Abstrak

Beton ringan merupakan pilihan yang baik bagi daerah rawan gempa. Batu apung dan pasir batu apung dapat digunakan sebagai agregat beton ringan. Penggunaan agregat ini dapat mereduksi berat beton namun juga mengakibatkan penurunan kuat tekan dan kuat lenturnya. Untuk memperbaiki penurunan kuat tekan dan kuat lentur perlu dilakukan inovasi, seperti dengan penambahan serat ke dalam campuran beton. Dalam penelitian ini digunakan benda uji berbentuk balok dengan dimensi 15x15x60 cm. Serat kawat bendrat ditambahkan ke dalam campuran beton ringan dengan komposisi sebesar 7,5% terhadap berat benda uji. Pengujian lentur dengan pembebanan twopoint load, balok dibebani sampai mencapai kegagalan. Hasil pengujian menunjukan bahwa, kuat lentur pada balok beton ringan dengan penambahan serat kawat bendrat (BR-S) dapat meningkatkan kuat lentur sebesar 18,12% terhadap beton ringan tanpa serat kawat bendrat (BR). Koefisien hubungan kuat lentur dan kuat tekan (K) adalah 0,70 sesuai dengan SNI 2843.
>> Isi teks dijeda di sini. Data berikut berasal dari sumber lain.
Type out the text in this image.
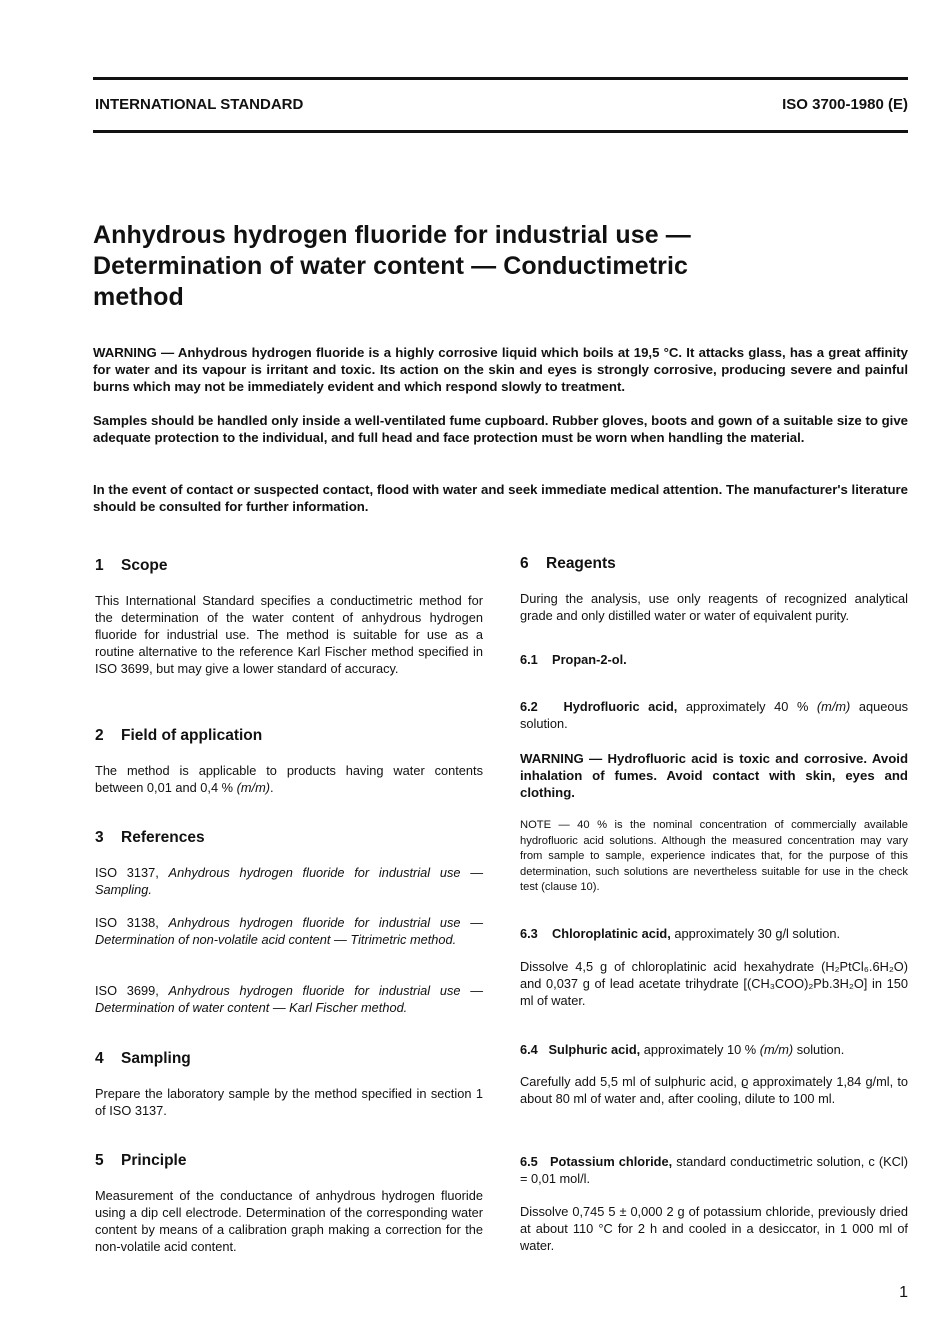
INTERNATIONAL STANDARD	ISO 3700-1980 (E)
Anhydrous hydrogen fluoride for industrial use —
Determination of water content — Conductimetric
method
WARNING — Anhydrous hydrogen fluoride is a highly corrosive liquid which boils at 19,5 °C. It attacks glass, has a great affinity for water and its vapour is irritant and toxic. Its action on the skin and eyes is strongly corrosive, producing severe and painful burns which may not be immediately evident and which respond slowly to treatment.
Samples should be handled only inside a well-ventilated fume cupboard. Rubber gloves, boots and gown of a suitable size to give adequate protection to the individual, and full head and face protection must be worn when handling the material.
In the event of contact or suspected contact, flood with water and seek immediate medical attention. The manufacturer's literature should be consulted for further information.
1 Scope
This International Standard specifies a conductimetric method for the determination of the water content of anhydrous hydrogen fluoride for industrial use. The method is suitable for use as a routine alternative to the reference Karl Fischer method specified in ISO 3699, but may give a lower standard of accuracy.
2 Field of application
The method is applicable to products having water contents between 0,01 and 0,4 % (m/m).
3 References
ISO 3137, Anhydrous hydrogen fluoride for industrial use — Sampling.
ISO 3138, Anhydrous hydrogen fluoride for industrial use — Determination of non-volatile acid content — Titrimetric method.
ISO 3699, Anhydrous hydrogen fluoride for industrial use — Determination of water content — Karl Fischer method.
4 Sampling
Prepare the laboratory sample by the method specified in section 1 of ISO 3137.
5 Principle
Measurement of the conductance of anhydrous hydrogen fluoride using a dip cell electrode. Determination of the corresponding water content by means of a calibration graph making a correction for the non-volatile acid content.
6 Reagents
During the analysis, use only reagents of recognized analytical grade and only distilled water or water of equivalent purity.
6.1 Propan-2-ol.
6.2 Hydrofluoric acid, approximately 40 % (m/m) aqueous solution.
WARNING — Hydrofluoric acid is toxic and corrosive. Avoid inhalation of fumes. Avoid contact with skin, eyes and clothing.
NOTE — 40 % is the nominal concentration of commercially available hydrofluoric acid solutions. Although the measured concentration may vary from sample to sample, experience indicates that, for the purpose of this determination, such solutions are nevertheless suitable for use in the check test (clause 10).
6.3 Chloroplatinic acid, approximately 30 g/l solution.
Dissolve 4,5 g of chloroplatinic acid hexahydrate (H₂PtCl₆.6H₂O) and 0,037 g of lead acetate trihydrate [(CH₃COO)₂Pb.3H₂O] in 150 ml of water.
6.4 Sulphuric acid, approximately 10 % (m/m) solution.
Carefully add 5,5 ml of sulphuric acid, ϱ approximately 1,84 g/ml, to about 80 ml of water and, after cooling, dilute to 100 ml.
6.5 Potassium chloride, standard conductimetric solution, c (KCl) = 0,01 mol/l.
Dissolve 0,745 5 ± 0,000 2 g of potassium chloride, previously dried at about 110 °C for 2 h and cooled in a desiccator, in 1 000 ml of water.
1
Kata Kunci:  Beton Ringan, Kuat Lentur, Batu Apung, Pasir Batu Apung

Abstract

Lightweight concrete is a good choice for earthquake prone areas. Pumice stone and pumice sand can be used as lightweight concrete aggregates. The use of this aggregate can reduce the weight of concrete but also result in a decrease in its compressive strength and flexural strength. To improve the decrease in compressive strength and flexural strength, innovations need to be made, such as by adding fiber to the concrete mix. In this study used a beam-shaped test object with dimensions of 15x15x60 cm. Bendrat wire fibers are added to the lightweight concrete mixture with a composition of 7.5% of the weight of the test object. Flexural testing with a two point load, the beam is loaded until it reaches failure. The test results show that the flexural strength of lightweight concrete beams with the addition of bendrat wire fibers (BR-S) can increase the bending strength by 18.12% against lightweight concrete without bendrat wire fibers (BR). The coefficient of the relationship between flexural strength and compressive strength (K) is 0.70 according to SNI 2843.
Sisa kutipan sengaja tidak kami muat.